PEPCO sources said the GENCOs can meet the country's power requirement in peak summer after the addition of Neelum Jhelum Hydro Power and the extension of the Tarbela dam. Similarly, they have stressed on shifting the coal power plants to THAR coal with revised Internal Rate of Returns (IRRs) in accordance with the per tariff approved by National Electric Power Regulatory Authority (NEPRA). They said the Guddu plant is operational despite being a GENCO, which means it is in the merit order.
They said the national crime of giving priority to IPPs in the name of efficiency was committed by the Musharraf government in collaboration with the Oil Marketing Companies (OMCs) when gas quotas from all national power plants were diverted to IPPs and even installation of captive powers in the textile sector were encouraged. They said the village gasification in south Punjab and Sindh was expanded at that time and most of GPPs had become idle.
They said the IPPs are a burden on national exchequer and are draining dollars without generating a single unit of power in the name of capacity payment and IRR.
When pointed out that merit order set for the power plants, sources said the order of preference for a unit to be operational is still discretion of National Power Construction Corporation (NPCC). They said the IPPs installed in the recent past are more efficient than those installed in the past. The same is true for the RLNG plants; they said and added that an out of box solution with drastic changes in the power generation paradigm, and in the interest of GENCO power plants in Guddu, Jamshoro, and Muzaffargarh, is required to save our national assets.

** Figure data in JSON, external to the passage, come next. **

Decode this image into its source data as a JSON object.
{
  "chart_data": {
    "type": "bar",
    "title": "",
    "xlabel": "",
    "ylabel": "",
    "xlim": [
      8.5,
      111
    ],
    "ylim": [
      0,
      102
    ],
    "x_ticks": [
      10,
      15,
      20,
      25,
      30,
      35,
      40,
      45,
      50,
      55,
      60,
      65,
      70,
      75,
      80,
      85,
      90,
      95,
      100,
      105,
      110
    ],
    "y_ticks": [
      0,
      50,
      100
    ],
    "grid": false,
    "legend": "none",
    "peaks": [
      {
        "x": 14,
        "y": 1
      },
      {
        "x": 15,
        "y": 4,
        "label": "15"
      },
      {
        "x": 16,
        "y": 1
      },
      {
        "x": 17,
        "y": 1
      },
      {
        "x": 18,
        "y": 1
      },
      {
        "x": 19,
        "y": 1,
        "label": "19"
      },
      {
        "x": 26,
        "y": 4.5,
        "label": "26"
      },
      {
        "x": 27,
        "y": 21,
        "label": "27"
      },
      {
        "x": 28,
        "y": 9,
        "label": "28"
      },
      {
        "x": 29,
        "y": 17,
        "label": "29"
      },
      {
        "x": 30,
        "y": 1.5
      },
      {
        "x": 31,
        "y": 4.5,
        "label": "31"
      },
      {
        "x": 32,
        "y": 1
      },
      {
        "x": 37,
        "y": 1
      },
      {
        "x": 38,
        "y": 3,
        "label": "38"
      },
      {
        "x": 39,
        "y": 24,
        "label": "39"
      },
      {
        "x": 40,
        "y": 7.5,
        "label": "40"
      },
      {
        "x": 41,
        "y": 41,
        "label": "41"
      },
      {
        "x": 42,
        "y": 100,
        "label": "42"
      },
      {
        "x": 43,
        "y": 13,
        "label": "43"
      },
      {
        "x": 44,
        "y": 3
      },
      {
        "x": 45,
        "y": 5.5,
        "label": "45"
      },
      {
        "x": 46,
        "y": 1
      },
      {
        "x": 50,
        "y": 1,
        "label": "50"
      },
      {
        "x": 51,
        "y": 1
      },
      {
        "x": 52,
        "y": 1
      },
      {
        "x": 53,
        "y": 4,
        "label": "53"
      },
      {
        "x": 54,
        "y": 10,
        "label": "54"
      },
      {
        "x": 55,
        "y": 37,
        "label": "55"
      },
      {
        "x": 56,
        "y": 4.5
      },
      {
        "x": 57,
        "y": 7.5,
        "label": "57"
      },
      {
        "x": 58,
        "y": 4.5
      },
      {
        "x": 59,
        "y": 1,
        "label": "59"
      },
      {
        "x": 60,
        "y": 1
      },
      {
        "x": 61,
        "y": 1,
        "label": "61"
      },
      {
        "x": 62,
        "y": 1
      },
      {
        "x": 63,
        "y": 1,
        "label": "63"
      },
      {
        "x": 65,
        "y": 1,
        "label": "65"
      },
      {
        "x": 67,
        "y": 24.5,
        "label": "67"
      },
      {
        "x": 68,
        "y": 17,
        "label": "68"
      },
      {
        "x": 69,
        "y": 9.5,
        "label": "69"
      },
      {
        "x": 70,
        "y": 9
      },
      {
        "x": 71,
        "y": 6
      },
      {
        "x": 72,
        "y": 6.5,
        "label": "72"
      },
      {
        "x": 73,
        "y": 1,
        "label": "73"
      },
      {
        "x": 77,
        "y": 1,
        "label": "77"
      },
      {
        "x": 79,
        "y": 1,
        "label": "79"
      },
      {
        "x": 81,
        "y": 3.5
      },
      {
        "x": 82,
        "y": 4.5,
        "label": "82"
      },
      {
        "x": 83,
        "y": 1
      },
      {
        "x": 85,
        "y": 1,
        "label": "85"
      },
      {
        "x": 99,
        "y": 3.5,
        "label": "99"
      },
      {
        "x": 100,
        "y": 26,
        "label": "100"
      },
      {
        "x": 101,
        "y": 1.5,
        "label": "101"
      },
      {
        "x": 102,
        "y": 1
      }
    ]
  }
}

According to reliable PEPCO sources, a paper for the enhancement of public sector generation to 10,000 megawatts was prepared back in 2009, but the Ministry of Water and Power had turned it down.
Most of the GENCOs were originally furnace oil-based but they were converted on gas by the government. Therefore, all these power plants can run on gas, furnace as well as on the dual fuel. Re-powering of these plants is costlier due to unwanted delays in timely BMR.